Это случилось в середине марта, поздно вечером. Давно наступила оттепель, с крыши капало, в мастерской трудно было дышать от сырости. Женщина сварила себе кофе, открыла для недавно вернувшейся из длительного загула кошки банку консервов и пристроилась с сигаретой на краю рабочего стола. Она рассматривала бельгийский каталог. Ехать в Брюссель Александра уже не собиралась, заказов набрать не удалось. Покойная приятельница как в воду глядела. Перелистывая страницы, испещренные фотографиями, художница с ленивым любопытством разглядывала предложенные лоты, играя про себя в любимую игру: «Что бы я купила, если бы имела кучу денег?»
Получалось, что немногое.

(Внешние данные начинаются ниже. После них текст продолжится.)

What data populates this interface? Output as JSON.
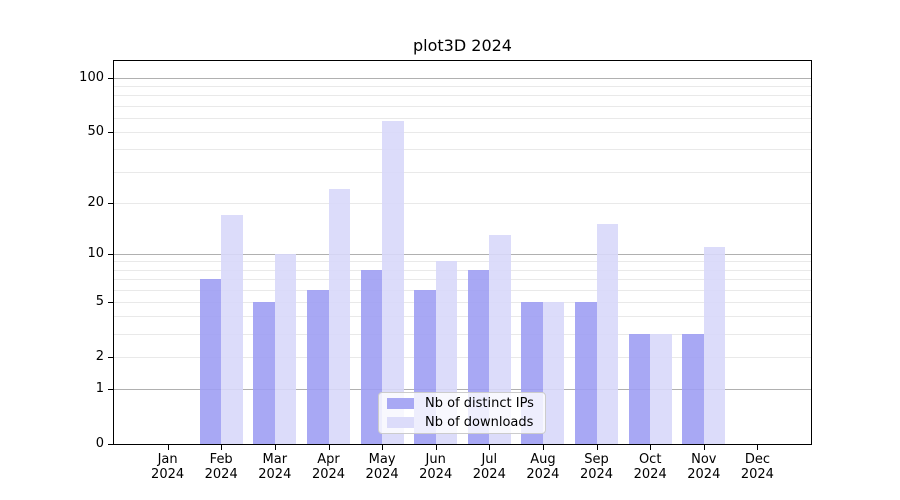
{
  "chart_data": {
    "type": "bar",
    "title": "plot3D 2024",
    "categories": [
      "Jan 2024",
      "Feb 2024",
      "Mar 2024",
      "Apr 2024",
      "May 2024",
      "Jun 2024",
      "Jul 2024",
      "Aug 2024",
      "Sep 2024",
      "Oct 2024",
      "Nov 2024",
      "Dec 2024"
    ],
    "series": [
      {
        "name": "Nb of distinct IPs",
        "color": "#a8a8f4",
        "fill_rgba": "rgba(158,158,243,0.9)",
        "values": [
          0,
          7,
          5,
          6,
          8,
          6,
          8,
          5,
          5,
          3,
          3,
          0
        ]
      },
      {
        "name": "Nb of downloads",
        "color": "#dcdcfa",
        "fill_rgba": "rgba(216,216,250,0.9)",
        "values": [
          0,
          17,
          10,
          24,
          58,
          9,
          13,
          5,
          15,
          3,
          11,
          0
        ]
      }
    ],
    "yscale": "log1p",
    "ylim": [
      0,
      124
    ],
    "yticks_labeled": [
      0,
      1,
      2,
      5,
      10,
      20,
      50,
      100
    ],
    "gridlines_major": [
      1,
      10,
      100
    ],
    "gridlines_minor": [
      2,
      3,
      4,
      5,
      6,
      7,
      8,
      9,
      20,
      30,
      40,
      50,
      60,
      70,
      80,
      90
    ],
    "grid": true,
    "legend_position": "lower center",
    "xlabel": "",
    "ylabel": "",
    "colors": {
      "major_grid": "#b0b0b0",
      "minor_grid": "#e9e9e9",
      "axis": "#000000",
      "background": "#ffffff",
      "text": "#000000"
    }
  }
}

Выбор оказался в самом деле удручающе стандартным. В середине каталога, на развороте, была помещена большая черно-белая фотография резного деревянного панно, датированного концом восемнадцатого века. Автор, как у большинства произведений декоративно-прикладного искусства, неизвестен, место нахождения – Брюгге, в частном собрании. «Семь смертных грехов» – Александра прочитала название и принялась рассматривать фотографию. Ее прежде всего привлекло высокое качество исполнения. От женщины, изображенной в центре композиции, невозможно было оторвать взгляд. Ее улыбка, лукавая и задорная, ямочки на круглых от смеха щеках, пышные плечи, массивные бедра и весьма округлый живот – все это было очень по-фламандски, совершенно в духе Рубенса. Свиньи, теснившиеся вокруг красавицы и, судя по названию панно, олицетворявшие собой грехи, также вышли необычайно живо и прямо-таки излучали довольство и жизнелюбие. Аллегория, впрочем, показалась художнице притянутой за уши.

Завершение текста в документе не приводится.